MOSCOW – Russian journalists who were killed in the Central African Republic had been working on an investigation into Russian private military contractors working abroad, their colleagues said Wednesday.
The reporters were killed in an ambush earlier in the week outside the town of Sibut in the CAR, according to local and Russian officials. CAR officials have only said that the reporters were found dead after being kidnapped by about 10 men wearing turbans and speaking only Arabic, but have yet to give further details.
Exiled Russian opposition figure Mikhail Khodorkovsky said on Facebook Wednesday that the journalists were collaborating with his investigative project on a story entitled "Russian mercenaries."

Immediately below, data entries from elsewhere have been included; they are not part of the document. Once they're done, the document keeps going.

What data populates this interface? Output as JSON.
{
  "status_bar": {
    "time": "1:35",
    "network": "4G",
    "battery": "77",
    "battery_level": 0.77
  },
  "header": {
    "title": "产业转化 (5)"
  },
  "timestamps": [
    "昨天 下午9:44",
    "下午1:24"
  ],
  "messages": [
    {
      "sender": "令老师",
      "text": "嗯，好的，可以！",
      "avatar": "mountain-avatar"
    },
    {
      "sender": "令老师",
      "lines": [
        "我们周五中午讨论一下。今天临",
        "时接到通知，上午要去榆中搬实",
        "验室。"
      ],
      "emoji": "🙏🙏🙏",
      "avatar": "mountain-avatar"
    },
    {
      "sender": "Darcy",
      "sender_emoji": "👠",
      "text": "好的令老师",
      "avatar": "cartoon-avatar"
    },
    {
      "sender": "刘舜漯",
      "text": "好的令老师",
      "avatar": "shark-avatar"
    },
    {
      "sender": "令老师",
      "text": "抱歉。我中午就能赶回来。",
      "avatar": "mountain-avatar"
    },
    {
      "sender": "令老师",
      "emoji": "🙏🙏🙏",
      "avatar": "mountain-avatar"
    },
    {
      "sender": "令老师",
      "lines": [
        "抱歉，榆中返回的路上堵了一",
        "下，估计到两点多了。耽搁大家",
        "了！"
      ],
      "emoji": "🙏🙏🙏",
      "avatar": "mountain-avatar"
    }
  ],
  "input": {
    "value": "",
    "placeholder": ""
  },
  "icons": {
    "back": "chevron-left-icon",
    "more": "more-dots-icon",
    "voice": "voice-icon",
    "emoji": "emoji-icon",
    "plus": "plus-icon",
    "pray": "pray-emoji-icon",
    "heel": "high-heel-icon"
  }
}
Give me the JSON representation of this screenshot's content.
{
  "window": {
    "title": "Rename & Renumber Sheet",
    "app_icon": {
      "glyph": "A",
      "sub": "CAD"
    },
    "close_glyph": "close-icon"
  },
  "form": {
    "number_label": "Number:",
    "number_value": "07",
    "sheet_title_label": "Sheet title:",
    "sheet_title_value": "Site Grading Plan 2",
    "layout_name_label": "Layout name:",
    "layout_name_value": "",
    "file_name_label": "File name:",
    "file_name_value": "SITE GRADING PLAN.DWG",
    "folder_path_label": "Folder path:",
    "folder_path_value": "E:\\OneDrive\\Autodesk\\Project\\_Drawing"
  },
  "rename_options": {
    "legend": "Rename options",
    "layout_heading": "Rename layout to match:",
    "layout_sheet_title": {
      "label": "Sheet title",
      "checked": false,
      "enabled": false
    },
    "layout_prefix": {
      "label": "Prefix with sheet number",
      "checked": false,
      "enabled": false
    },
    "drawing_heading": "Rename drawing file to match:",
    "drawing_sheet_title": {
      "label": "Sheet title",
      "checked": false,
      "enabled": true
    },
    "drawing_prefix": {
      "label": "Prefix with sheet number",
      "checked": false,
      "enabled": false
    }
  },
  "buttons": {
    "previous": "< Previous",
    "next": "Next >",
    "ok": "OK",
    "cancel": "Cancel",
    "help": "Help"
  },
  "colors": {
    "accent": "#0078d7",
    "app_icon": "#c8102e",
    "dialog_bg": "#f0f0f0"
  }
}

Andrei Konyakhin, the chief editor of Khodorkovsky's Investigations Management Center, said the reporters were trying to shed light on a private Russian security company operating in CAR, and on Russia's interests there. Russian and foreign media have mentioned the firm's name in reports as Wagner, a military contractor group that is linked to a businessman associated with Russian President Vladimir Putin.
Konyakhin said the men, Kirill Radchenko, Alexander Rastorguyev and Orkhan Dzhemal, were traveling to the north of the country to talk to a United Nations representative there. The journalists were carrying several thousand US dollars in cash to fund their stay in CAR, as well as valuable cameras and gear.
Konyakhin told the Associated Press in a phone interview that the main working scenario at the moment was that the killings were the result of a robbery, but he is skeptical and thinks the attack could be linked to their investigation.
"This was done in a very demonstrative fashion," he said, wondering why the attackers didn't bother to cover up their tracks, hide the car and why they left the driver alive. "If they could have just taken everything from them, why kill them?"
Khodorkovsky, a former oil tycoon and once Russia's richest man, lives in London after spending 10 years in a Russian prison in a case widely seen as politicly motivated. From exile, Khodorkovsky supports a number of civil society groups and media projects in Russia, where authorities continue to investigate him on a variety of charges.